Belki de, yaşlının hasta olarak görülmemesi sosyal rehabilitasyon sürecinin sınırsızlığıyla ilintilidir. Çünkü “sosyal rehabilitasyon genellikle uzun ve zor bir yoldur” (Demirel 2001, 1). Uzun zaman ve heriki taraf için sabır ister. Özellikle yaşlılarla yapılması planlanan sosyal rehabilitasyonun sonunun olması düşünülemez, yaşam boyu sürmelidir. Çünkü sosyal rehabilitasyonla yaşlının yaşama bağlanması, yaşamla uyumlanması ve yaşam niteliğinin yükseltilmesi ereklenmektedir ve yaşlı, yaşıyla ilgili özelliklerinden ötürü belirli bir rehabilitasyon süresinden sonra öğrendiklerini kendibaşına uygulamakta herhalde zorluk çekecektir.

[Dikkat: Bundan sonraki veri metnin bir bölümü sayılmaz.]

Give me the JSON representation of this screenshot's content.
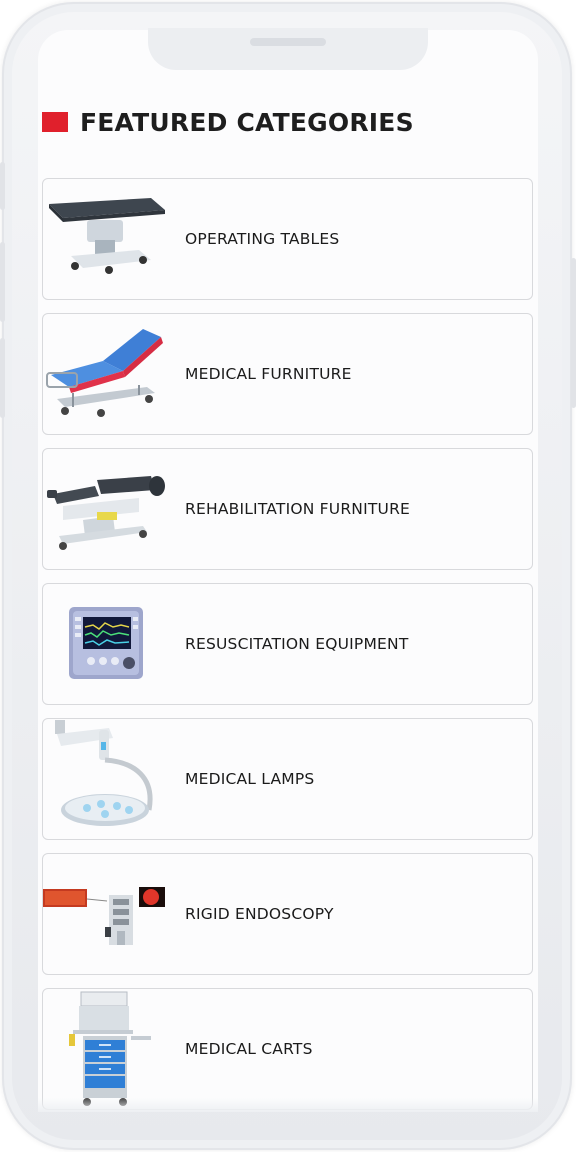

Sadece bu nedenden değil, doğumdan ölüme değin yaşanan uzun süreçte rehabilitasyon insanların yaşam niteliğini arttıran bir işleve sahiptir ve bu nedenle gerektiğinde yaşamın her aşamasında uygulanma önemine sahiptir.
sosyal rehabilitasyon ile yaşlılara yaşama güncel ve dingin bir bakış kazandırılmaya çalışılır. Yeni bir yaşam gücü, bir şeyler yapma isteği kazandırılmaya çalışılır. Bu genel amaca varılabilmesi için, gerekiyorsa, içedönüklük ya da depresyon durumunun giderilmesi (psikolojik ya da psikososyal rehabilitasyon gerekebilir. Ya da sosyal rehabilitasyon un görevi, yaşlıda, çalışma isteğinin geliştirilmesi için çalışma yeteneği ya da insanlarla daha iyi iletişim kurabilmesine yardımcı olmak için toplumsal kaynakları kullanabilme becerisi kazandırılmaya çalışılması olabilir. Bütün bunlar için de, yaşlının varolan fizik ve ruhsal handikaplarını aşabilmesi için fiziksel ve ruhsal rehabilitasyon hizmetlerinden yararlanması ve bu sayede fizik ve moral gücünün arttırılarak sosyal alanda performans ve olanaklarını daha üst düzeyde kullanması sağlanabilir.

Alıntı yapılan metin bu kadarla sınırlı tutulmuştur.